Dodging data centers
Either way, serving ads to data center IP addresses is inherently wasteful, said Sander Kouwenhoven, CTO at Oxford BioChronometrics, a firm that specializes in online fraud prevention and user authentication. Kouwenhoven contributed to the Adalytics report.
“People don’t reside at data centers normally, except maybe the three guys in the operations room,” he quipped.
Why then are ads being served to bots affiliated with data centers?
Multiple sources AdExchanger spoke with said it’s possible that verification vendors, DSPs and SSPs are not shutting off ads for all IP addresses tied to data centers because they’re worried about blocking humans using VPNs. A VPN replaces a user’s real IP address with one sourced from a data center in another location, often a different country.
However, this wouldn’t explain why known bots like HTTP Archive that never share IP addresses with VPNs aren’t being filtered out, the bot detection expert said.
Will anything change?
So, there you have it: Another Adalytics report exposing holes in ad tech’s safety net. Is this the one that will finally break through and inspire change?
To put it mildly, there’s widespread cynicism that the industry remains incentivized to ignore the drumbeat of exposés. But most of the sources who spoke with AdExchanger agree change will have to begin on the buy side.
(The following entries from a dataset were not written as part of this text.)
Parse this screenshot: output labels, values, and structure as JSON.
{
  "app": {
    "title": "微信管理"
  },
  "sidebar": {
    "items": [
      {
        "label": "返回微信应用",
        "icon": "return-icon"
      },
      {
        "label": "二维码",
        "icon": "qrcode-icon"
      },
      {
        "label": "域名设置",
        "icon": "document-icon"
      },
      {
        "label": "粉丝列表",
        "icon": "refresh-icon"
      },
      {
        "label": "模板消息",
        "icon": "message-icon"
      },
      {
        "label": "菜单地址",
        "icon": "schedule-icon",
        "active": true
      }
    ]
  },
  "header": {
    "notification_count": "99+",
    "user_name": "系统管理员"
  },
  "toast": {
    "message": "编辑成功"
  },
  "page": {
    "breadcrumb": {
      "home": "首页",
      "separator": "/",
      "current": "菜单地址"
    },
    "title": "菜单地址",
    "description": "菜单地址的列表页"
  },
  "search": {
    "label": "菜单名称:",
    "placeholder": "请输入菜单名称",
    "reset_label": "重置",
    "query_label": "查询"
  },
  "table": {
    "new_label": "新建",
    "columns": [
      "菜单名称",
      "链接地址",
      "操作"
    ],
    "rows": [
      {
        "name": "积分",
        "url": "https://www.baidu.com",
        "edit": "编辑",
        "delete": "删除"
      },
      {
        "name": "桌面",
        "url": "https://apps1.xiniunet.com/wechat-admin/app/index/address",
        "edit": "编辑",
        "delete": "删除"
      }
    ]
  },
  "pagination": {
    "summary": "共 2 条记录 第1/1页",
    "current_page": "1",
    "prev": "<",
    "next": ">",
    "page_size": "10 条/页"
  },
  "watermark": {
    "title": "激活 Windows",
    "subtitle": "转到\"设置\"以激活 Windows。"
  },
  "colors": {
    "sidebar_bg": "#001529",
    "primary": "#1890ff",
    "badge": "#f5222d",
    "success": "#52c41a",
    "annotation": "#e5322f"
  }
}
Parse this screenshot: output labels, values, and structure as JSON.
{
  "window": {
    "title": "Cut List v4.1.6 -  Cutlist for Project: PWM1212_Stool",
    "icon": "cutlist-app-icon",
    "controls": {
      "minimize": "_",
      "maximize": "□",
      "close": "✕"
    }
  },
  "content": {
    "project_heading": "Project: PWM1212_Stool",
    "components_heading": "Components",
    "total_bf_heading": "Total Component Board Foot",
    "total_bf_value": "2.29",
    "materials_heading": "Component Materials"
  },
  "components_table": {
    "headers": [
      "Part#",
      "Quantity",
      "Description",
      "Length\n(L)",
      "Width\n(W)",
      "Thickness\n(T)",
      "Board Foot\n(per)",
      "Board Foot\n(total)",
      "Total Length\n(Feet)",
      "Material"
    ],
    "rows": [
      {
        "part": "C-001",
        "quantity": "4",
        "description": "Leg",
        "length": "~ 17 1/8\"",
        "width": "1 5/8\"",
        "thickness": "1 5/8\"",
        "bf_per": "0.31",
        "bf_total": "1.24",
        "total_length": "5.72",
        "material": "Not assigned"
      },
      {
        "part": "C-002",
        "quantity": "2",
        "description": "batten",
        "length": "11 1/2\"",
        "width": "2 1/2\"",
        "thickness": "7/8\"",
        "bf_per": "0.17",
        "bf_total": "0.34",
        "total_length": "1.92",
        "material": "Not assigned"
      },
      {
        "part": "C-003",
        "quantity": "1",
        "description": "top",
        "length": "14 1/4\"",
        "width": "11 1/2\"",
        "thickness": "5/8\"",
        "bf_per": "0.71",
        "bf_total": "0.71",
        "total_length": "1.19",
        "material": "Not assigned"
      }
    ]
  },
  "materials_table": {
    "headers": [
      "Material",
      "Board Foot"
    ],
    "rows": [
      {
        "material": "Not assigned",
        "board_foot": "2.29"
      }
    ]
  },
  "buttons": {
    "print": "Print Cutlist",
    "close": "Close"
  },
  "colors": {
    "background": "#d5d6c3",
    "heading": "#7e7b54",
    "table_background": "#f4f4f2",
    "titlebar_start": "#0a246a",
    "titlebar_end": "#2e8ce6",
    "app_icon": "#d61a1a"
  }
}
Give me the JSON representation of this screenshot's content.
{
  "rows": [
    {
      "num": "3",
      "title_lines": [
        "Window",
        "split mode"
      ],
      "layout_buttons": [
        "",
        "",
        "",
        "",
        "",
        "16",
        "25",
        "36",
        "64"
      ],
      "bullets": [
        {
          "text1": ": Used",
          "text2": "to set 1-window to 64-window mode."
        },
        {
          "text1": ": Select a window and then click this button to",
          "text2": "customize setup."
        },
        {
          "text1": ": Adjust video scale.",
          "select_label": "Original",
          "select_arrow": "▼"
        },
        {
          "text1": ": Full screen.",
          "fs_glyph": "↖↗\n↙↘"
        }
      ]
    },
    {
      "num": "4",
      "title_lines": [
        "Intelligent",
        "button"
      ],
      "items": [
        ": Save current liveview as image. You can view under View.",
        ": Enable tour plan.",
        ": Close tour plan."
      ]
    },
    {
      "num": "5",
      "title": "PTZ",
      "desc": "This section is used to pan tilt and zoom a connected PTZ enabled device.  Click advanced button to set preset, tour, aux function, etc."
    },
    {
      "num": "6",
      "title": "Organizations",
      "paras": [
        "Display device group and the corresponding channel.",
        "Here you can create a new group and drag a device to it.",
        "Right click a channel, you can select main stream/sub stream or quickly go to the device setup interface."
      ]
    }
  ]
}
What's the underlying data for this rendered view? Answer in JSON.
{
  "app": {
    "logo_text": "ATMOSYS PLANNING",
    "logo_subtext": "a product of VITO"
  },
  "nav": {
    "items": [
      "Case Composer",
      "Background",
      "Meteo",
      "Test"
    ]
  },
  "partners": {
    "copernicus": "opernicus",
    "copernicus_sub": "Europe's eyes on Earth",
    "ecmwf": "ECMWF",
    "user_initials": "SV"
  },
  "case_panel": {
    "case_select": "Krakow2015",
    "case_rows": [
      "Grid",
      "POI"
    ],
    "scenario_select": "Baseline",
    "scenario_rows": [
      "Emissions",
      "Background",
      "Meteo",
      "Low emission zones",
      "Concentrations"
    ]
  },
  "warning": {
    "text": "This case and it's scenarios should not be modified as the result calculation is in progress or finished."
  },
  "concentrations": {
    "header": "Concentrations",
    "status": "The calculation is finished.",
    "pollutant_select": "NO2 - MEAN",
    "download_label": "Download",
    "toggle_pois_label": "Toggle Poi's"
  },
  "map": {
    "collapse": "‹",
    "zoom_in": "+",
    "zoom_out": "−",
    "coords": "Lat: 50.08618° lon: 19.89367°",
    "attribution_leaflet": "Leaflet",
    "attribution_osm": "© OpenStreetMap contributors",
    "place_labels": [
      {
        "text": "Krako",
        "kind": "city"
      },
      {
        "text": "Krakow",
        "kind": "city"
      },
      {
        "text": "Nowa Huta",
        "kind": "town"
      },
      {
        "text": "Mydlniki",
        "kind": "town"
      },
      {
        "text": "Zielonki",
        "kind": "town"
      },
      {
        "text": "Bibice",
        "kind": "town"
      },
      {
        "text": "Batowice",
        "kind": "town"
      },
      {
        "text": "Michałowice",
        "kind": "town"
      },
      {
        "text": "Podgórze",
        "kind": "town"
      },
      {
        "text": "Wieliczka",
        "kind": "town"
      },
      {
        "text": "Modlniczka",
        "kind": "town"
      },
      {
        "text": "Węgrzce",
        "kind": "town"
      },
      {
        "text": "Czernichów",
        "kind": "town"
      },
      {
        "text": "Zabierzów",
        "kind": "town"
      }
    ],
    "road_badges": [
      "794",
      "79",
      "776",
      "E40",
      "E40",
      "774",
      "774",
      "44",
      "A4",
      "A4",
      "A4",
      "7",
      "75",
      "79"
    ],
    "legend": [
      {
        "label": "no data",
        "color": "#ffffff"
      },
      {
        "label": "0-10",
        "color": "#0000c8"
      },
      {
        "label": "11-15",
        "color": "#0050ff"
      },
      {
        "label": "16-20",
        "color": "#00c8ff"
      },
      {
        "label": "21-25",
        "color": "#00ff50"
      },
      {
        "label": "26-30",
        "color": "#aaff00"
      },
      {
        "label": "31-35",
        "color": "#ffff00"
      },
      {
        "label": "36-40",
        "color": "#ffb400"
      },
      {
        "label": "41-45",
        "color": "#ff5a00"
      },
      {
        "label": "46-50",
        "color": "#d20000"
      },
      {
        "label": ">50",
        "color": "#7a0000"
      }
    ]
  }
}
“Agencies have lost so much technical talent, they can’t police programmatic buys at any meaningful scale,” said a former media buyer. “Brands have even less technical understanding of how this stuff works.”
There’s a reason why the industry can’t seem to avoid serving wasted impressions to invalid traffic, the former media buyer added. “It’s not because of technicalities; it’s a lack of education and, frankly, a lack of desire to be educated.”
And brands shouldn’t take solace in makegoods, said Jay Friedman, CEO at ad agency Goodway Group, because refunds won’t solve the problem.
“You’re going to get your CPM back from the vendors,” he said, “but that doesn’t pay you back for the media, data costs and everything else.”
Publishers, meanwhile, could take initiative to eliminate bot traffic themselves, said Jason White, chief product and technology officer at The Arena Group. After all, when buyers demand clawbacks for invalid traffic, publishers are inevitably the ones who lose out.
The Arena Group claims to have blocked bot traffic to its sites using the IAB Tech Lab International Spiders and Bots list and by working with bot fraud protection provider DataDome. It now prevents ads from being served to roughly 40% of traffic to its site, White said, which corresponds to most estimates of online bot activity.
But, ultimately, advertisers control the purse strings, which means they control the incentives.
“Far too many people, especially the big money advertisers and old CPG brands, throw hundreds of millions of dollars out there and know jack about it,” said a brand media executive who spoke with AdExchanger. “If you really want to pressure [verification providers], just stop spending with them.”